The Presence of God – One of the names given to Jesus in the Nativity story is Immanuel. It means God with us; God’s presence with us. Slow down and think about that for a second: God is with us. Not just in some abstract sense or some spiritual sense, but God is with us in the flesh. You could reach out and touch him. Hold his hand. Bump up against him. That alone should drive you to your knees.
Freedom – To think that there is freedom in being a servant of God. This walk of faith is full of paradoxes. Jesus is called Savior because he saves his people from their sins. But he is called Lamb of God because he is crucified for our sins. Lamb and Savior? Salvation and Sacrifice.
Consciousness – The King is almost come. Just another couple of days. And then we will hail the heaven-born Prince of Peace.
The Word – All of these names for the Son of God in the Nativity story. Jesus.
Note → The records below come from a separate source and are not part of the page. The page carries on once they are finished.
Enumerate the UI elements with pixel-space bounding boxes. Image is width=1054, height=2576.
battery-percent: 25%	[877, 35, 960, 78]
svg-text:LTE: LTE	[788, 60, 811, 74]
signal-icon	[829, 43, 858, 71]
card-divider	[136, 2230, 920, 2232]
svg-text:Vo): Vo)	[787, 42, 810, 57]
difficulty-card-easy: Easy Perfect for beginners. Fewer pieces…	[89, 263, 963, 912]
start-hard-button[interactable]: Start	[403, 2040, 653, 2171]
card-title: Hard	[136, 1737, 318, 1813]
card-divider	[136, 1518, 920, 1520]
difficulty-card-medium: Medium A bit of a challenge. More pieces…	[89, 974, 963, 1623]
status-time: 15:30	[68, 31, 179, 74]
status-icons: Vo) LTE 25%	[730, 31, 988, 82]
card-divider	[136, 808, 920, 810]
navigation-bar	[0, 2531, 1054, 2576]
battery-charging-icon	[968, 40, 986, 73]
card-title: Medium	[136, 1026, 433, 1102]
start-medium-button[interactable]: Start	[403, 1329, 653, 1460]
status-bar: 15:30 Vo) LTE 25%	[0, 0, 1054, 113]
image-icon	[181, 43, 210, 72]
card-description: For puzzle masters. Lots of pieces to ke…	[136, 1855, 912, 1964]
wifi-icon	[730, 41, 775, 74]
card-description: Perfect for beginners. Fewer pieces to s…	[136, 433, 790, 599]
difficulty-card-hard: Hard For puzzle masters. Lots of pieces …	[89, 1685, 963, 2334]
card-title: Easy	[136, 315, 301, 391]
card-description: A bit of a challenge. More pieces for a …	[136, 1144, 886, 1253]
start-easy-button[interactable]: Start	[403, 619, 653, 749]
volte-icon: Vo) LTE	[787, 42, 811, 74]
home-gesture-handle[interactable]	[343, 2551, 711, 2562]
King. Lamb of God. Immanuel. Prince of Peace. Each reveals something to us about who Jesus is and what kind of Savior he will be. Names reveal so much. They become something of who you are. And at the same time something of who you will be. Jesus was King, Immanuel, Prince of Peace and Son of God. He lived into King, Savior and Lamb of God.
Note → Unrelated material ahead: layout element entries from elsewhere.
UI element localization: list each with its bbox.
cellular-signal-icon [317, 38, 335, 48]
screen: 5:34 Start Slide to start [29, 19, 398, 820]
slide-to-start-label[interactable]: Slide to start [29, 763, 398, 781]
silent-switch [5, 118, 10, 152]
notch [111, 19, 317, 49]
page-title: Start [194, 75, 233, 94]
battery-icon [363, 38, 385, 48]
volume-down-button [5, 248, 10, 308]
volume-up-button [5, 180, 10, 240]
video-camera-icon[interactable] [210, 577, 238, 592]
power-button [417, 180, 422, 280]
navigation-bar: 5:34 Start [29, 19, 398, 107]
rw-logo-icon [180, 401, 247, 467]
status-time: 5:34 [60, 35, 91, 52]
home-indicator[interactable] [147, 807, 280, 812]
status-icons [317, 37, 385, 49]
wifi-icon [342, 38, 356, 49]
Conversation – We may know too much. Familiarity doesn’t breed contempt. It breeds unfamiliarity. I worry that because we know the story so well (or do we?) and because these names and titles of Jesus are so commonplace in Christian circles that they have lost their power. Is Jesus still King? Is he still Prince of Peace? Do we really understand what it means when we declare him Son of God? Perhaps our biggest problem isn’t our ignorance. Perhaps our biggest problem is that we have just enough knowledge to believe that we know enough.
Conclusion – Lord Jesus, May our heads and our hearts collide in a glorious collision.